Vectored thermal pulsation improves visible meibomian gland structure

Cynthia Matossian, MD, FACS

Our vigorous pursuit of meibomian gland disease treatments has always been somewhat limited by the general consensus that not much can be done to regenerate meibomian glands after they atrophy.

However, a new study shows that this may not be the case. In fact, this research implies that meibomian gland structure can increase following therapeutic intervention with thermal pulsation therapy. Although some earlier investigations offered a bit of hope that it may be possible to increase meibomian gland area and grow meibomian gland tissue, until now there has been no evidence that nonvisible or atrophied human meibomian glands can be reactivated as “regrowth” after vectored pulsation treatment.

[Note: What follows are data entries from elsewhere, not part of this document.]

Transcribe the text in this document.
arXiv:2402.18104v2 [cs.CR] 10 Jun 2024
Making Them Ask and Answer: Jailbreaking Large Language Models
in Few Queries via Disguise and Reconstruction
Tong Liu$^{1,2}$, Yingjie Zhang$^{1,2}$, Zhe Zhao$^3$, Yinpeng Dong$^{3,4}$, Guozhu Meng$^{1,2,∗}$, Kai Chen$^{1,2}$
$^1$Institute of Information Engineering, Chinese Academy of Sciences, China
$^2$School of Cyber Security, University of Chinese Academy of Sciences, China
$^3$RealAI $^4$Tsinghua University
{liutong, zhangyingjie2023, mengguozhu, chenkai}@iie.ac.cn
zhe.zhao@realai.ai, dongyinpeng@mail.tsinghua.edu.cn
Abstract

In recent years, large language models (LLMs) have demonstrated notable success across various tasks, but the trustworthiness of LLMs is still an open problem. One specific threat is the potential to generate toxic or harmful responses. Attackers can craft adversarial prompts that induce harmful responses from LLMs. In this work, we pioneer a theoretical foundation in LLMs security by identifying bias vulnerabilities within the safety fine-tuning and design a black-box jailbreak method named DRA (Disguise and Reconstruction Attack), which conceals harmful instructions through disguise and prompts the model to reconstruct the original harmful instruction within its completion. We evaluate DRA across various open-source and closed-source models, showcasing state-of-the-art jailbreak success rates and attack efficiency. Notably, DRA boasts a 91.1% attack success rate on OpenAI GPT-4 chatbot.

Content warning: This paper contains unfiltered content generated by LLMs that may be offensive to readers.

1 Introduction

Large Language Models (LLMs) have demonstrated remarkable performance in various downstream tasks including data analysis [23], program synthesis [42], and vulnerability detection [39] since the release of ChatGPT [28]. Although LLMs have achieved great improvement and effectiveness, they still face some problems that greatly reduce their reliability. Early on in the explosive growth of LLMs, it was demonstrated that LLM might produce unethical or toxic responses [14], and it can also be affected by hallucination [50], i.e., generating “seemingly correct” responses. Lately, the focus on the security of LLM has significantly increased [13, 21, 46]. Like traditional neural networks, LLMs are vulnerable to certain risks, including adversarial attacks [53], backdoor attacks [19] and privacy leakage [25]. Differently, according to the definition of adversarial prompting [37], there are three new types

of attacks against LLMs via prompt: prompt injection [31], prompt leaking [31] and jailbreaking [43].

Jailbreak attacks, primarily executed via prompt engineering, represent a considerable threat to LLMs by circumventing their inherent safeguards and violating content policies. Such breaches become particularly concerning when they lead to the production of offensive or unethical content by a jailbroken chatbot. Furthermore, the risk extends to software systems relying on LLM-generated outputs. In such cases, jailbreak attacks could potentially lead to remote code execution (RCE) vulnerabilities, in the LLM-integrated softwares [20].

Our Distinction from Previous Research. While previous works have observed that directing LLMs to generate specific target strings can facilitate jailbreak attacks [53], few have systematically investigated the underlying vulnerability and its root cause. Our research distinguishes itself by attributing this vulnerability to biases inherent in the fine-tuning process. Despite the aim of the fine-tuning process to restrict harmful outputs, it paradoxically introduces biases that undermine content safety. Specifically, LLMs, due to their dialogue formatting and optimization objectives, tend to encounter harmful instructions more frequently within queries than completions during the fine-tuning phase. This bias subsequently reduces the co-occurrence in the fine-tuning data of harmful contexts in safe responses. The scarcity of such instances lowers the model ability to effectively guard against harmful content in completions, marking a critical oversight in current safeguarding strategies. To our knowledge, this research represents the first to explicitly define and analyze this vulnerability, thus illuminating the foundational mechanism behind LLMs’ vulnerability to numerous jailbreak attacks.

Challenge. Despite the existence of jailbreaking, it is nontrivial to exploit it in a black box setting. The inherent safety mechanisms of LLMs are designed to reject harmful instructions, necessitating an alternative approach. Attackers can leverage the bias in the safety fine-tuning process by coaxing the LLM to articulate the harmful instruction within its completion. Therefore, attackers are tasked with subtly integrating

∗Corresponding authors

This recent retrospective, single-masked cohort study compared dry eye disease markers and dynamic meibomian imaging between patients who had undergone vectored thermal pulsation (48 eyes of 30 patients) and those who had received a recommendation for thermal pulsation but elected not to proceed with the procedure (22 eyes of 13 patients). Before thermal pulsation, patients also received microblepharoexfoliation to clean the lid margin and remove debris around the lash base. After the treatment, patients were advised to continue their previous dry eye therapeutic regimen, which varied in combinations of artificial tears, warm compresses, punctal plugs, Restasis (cyclosporine ophthalmic emulsion 0.05%, Allergan), Xiidra (lifitegrast ophthalmic solution 5%, Novartis), omega-3 fatty acid supplements and lid scrubs.

Meibography images were assessed using a novel morphometric analysis technique and analyzed for change in area of visible meibomian gland structure. Additional outcomes measured included tear breakup time, corneal staining, tear osmolarity, matrix metalloproteinase-9, meibography grading and meibomian gland evaluation. Sixty-nine percent of treated eyes showed an improvement in visible meibomian gland structure at 1 year compared with baseline, whereas 73% of the control group eyes showed an overall decline in visible meibomian gland structure at 1 year compared with baseline.

If, as this study implies, we can therapeutically promote the regeneration of meibomian glands, the implications for patients and clinicians cannot be overstated, as it would require us to completely rethink our current management paradigm, impacting quality of life for countless patients. In this regard, future prospective investigations are urgently needed.

References:

• Arita R, et al. Br J Ophthalmol. 2013;doi:10.1136/bjophthalmol-2012-302668.
• Maskin SL, et al. Br J Ophthalmol. 2018;doi:10.1136/bjophthalmol-2016-310097.